The microstructural evolution of the commercial 2139ZrTi Al alloy, specifically developed for laser powder bed fusion, was investigated in the as-built state, after optimized T4 and T6 treatments and after overaging at high temperatures in the range of 150–300 °C, starting from the T4 condition. The following conclusions can be drawn from the investigation.

• The as-built state featured an extremely fine and equiaxed bimodal microstructure with grains 300–600 nm in size at the boundaries of the melt pools and grains 0.8–2.0 μm in size at their center. A complete columnar-to-equiaxed transition was therefore achieved by virtue of the combined action of Zr and Ti. Cubic nucleants corresponding to the Al₃(Zr,Ti) phase were observed at the center of grains, while segregation of Cu and Mg was measured at the grain boundaries. No evidence of hot-cracks was detected in the investigated samples.
• A T4 treatment reached by holding the samples at 490 °C for 45 min, water quenching, and natural aging for at least 5 days allowed for achieving the highest microhardness value of 186.1 HV_0.5. The T6 temper, consisting of the same solution-annealing treatment followed by artificial aging at 160 °C for 5 h, led to a microhardness of 173.9 HV_0.5.
• Immediately after water quenching, the measured increase in microhardness from 109.7 to 147.4 HV_0.5 was mainly related to the precipitation of additional Zr- and Ti-rich secondary particles during the annealing treatment, as predicted by Thermo-Calc ^® simulations.
• The complex microstructure of the T4 temper was characterized by a large number of precipitates on the micrometer and sub-micrometer size scales.
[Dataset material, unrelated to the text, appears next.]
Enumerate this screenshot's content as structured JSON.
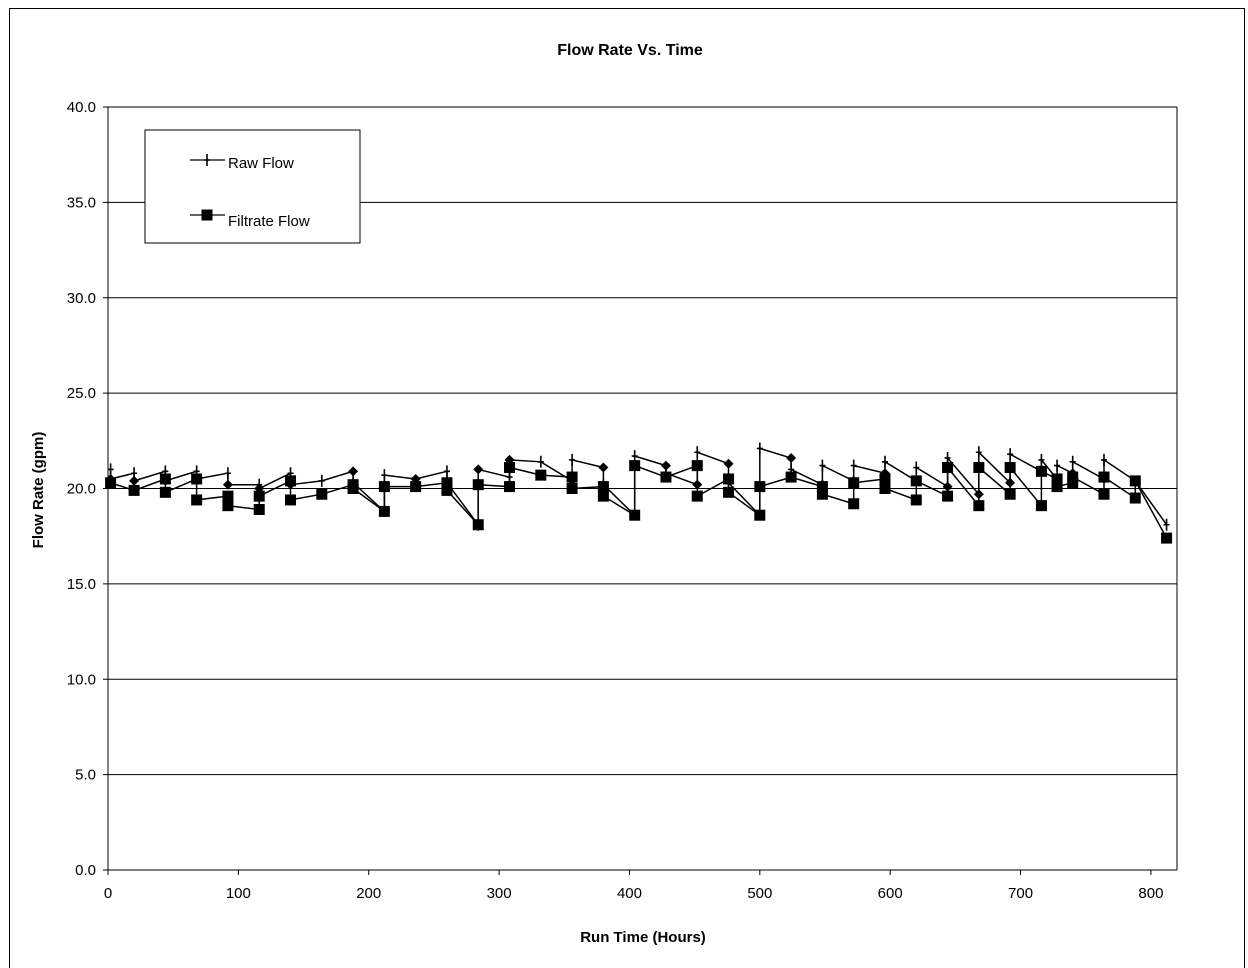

Coarse precipitates, 0.5–1 μm in size, corresponded to Al₂Cu particles mainly disposed at the edge of the molten pools. Cubic precipitates of Al₃(Zr,Ti) were observed at the center of the grains and were assumed to be the nucleants promoting their formation. Rod-shaped Al₃(Zr,Ti) and quasi-spherical precipitates of about 100–300 nm rich in Cu, Mn, and Fe were arranged within the grains. Finally, particles smaller than 80 nm were assumed to be the expected Ω-phase (Al₂Cu) strengthening precipitates.
• Substantial microstructural changes occurred in T4 samples when held for 50 h at 250 °C, with evidence of Cu and Mg segregation at the grain boundaries and slight grain coarsening (reaching a size of 0.8–2.2 µm), which contributed to a decrease in microhardness (from 186.1 to 119.3 HV_0.5). The exposure for 50 h at 300 °C led to a further decrease in hardness down to 110.3 HV_0.5 and stimulated the spheroidization of Cu and Mg at the grain boundaries.